Data from the Penn Treebank combined parses are annotated in the
following manner (as seen here in wsj-0001.mrg):
( (S
(NP-SBJ
(NP (NNP Pierre)
(NNP Vinken) )
(, ,)
(ADJP
(NP (CD 61) (NNS years) )
(JJ old) )
(, ,) )
(VP (MD will)
(VP (VB join)
(NP (DT the) (NN board) )
(PP-CLR (IN as)
(NP (DT a) (JJ nonexecutive) (NN director) ))
(NP-TMP (NNP Nov.) (CD 29) )))
(. .) ))
In order to process this file, enter the following command:
$> from mrg_utils
import *
$> doc =
Document('-TREEBANK-PATH/combined/wsj/00/wsj-0001.mrg'
This will create a Document object which contains a list of ordered
sentences (doc.sentences), an ordered list
of syntactic heads (self.heads, arrived at using Collins-style parses
with modifications first included by Marneffe et
al (2005)), a list of all the ordered words within the document
(doc.allWords), and all lexical heads (doc.termHeads).
Each sentence object contains a pointer to the root node object of the
tree (sentence.nodes) as well as a string output
of the tree transformed to Python list style, (self.fullTree).
There are four kinds of node objects. The most simple are
NonTerminalNode and TerminalNode. Both share
part of speech information (node.pos), string information
(node.string), sentence index within the document (node.index)
and a Gorn
address (node.gorn). NonTerminalNode objects, along
with RootNode objects, have an ordered list of
nodes they directly govern in node.children. All three node
objects have pointer attributes node.oneUp, node.oneRight,
and node.OneLeft. They respectively point to the parent node
and the left and right sisters, respectively.
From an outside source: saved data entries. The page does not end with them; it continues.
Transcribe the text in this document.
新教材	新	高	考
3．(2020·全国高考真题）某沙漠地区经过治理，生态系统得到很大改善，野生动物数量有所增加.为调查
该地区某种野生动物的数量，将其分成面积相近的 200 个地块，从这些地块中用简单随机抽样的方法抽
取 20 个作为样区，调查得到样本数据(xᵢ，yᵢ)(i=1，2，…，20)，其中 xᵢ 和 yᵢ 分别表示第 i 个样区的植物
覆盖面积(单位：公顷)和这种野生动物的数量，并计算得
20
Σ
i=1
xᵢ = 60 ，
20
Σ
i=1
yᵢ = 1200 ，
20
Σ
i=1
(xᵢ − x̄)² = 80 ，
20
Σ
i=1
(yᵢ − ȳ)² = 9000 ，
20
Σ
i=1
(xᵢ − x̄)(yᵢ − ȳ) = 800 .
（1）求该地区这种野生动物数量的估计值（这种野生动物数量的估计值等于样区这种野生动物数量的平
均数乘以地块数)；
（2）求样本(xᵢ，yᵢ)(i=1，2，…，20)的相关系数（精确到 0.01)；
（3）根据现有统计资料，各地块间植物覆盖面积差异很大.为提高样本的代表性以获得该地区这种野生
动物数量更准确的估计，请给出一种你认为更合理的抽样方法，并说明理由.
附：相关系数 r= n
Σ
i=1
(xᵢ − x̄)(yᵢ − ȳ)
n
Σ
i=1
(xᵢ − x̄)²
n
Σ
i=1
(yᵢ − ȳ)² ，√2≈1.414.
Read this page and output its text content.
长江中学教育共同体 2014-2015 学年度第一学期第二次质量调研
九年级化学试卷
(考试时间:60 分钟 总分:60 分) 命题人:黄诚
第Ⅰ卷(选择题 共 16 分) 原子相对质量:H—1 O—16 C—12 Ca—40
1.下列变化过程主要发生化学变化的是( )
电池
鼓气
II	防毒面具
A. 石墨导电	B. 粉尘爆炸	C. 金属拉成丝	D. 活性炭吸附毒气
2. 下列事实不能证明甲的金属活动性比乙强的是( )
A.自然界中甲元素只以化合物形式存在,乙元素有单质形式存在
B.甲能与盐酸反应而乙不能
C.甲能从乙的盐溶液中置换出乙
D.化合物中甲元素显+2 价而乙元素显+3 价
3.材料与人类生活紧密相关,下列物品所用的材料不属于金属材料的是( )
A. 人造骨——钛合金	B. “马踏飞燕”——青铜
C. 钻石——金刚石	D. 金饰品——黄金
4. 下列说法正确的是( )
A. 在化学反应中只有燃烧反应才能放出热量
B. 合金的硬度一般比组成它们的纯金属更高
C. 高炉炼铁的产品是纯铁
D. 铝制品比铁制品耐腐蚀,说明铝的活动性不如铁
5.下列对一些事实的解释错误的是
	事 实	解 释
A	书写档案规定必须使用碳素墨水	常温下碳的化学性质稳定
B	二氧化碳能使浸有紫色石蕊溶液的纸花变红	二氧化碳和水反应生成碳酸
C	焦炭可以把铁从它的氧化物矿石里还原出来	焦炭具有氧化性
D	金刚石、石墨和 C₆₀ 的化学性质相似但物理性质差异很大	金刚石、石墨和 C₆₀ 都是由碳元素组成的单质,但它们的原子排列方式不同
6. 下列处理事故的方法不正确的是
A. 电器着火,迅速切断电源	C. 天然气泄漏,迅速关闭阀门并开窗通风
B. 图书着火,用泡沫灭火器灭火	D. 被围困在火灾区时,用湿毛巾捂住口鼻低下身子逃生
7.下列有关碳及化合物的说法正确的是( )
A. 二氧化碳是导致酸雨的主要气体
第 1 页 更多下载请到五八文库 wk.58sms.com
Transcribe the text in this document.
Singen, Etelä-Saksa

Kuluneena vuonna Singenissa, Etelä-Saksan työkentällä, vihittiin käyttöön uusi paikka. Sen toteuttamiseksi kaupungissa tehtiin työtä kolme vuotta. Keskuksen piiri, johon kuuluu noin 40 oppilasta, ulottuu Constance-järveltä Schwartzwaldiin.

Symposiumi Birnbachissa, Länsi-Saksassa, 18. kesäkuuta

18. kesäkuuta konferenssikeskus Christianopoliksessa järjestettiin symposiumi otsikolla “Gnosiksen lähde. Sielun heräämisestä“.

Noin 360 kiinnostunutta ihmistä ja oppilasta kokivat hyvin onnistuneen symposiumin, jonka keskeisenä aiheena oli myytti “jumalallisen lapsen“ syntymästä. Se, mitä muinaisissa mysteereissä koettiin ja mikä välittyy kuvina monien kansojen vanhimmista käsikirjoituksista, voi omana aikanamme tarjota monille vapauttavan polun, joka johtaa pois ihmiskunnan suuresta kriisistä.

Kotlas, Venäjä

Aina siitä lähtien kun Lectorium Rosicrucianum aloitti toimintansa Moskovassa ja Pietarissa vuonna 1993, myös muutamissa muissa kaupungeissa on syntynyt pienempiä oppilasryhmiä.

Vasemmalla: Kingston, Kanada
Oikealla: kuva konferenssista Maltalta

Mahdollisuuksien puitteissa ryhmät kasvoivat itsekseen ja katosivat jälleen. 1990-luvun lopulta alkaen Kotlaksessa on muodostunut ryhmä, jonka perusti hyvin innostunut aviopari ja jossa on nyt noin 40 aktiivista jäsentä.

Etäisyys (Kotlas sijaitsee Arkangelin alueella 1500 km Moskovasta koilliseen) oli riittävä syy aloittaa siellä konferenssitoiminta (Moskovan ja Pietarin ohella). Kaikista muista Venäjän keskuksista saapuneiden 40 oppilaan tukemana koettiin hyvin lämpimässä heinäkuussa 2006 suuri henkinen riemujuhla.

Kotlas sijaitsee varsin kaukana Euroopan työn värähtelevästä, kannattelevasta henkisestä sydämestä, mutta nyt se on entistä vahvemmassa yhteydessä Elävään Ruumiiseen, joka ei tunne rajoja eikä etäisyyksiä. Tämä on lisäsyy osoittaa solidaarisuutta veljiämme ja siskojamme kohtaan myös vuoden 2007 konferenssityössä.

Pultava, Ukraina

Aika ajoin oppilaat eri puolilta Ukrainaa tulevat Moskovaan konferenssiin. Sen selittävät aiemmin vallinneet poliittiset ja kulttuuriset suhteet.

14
Using this information, you can traverse the Penn Treebank with
considerable ease. Here is an example
script that requires the environment variable
PENN_TREEBANK_DIR to point to the canonical directory of PTB release II
on your machine. It
uses mrg_utils.py to quickly part-of-speech statistics on the
entire corpus.
It outputs the following statistics (abbreviated here):
NN 163935
IN 121903
NNP 114053
DT 101190
JJ 75266
... ...
# 173
UH 117
SYM 70
LS 64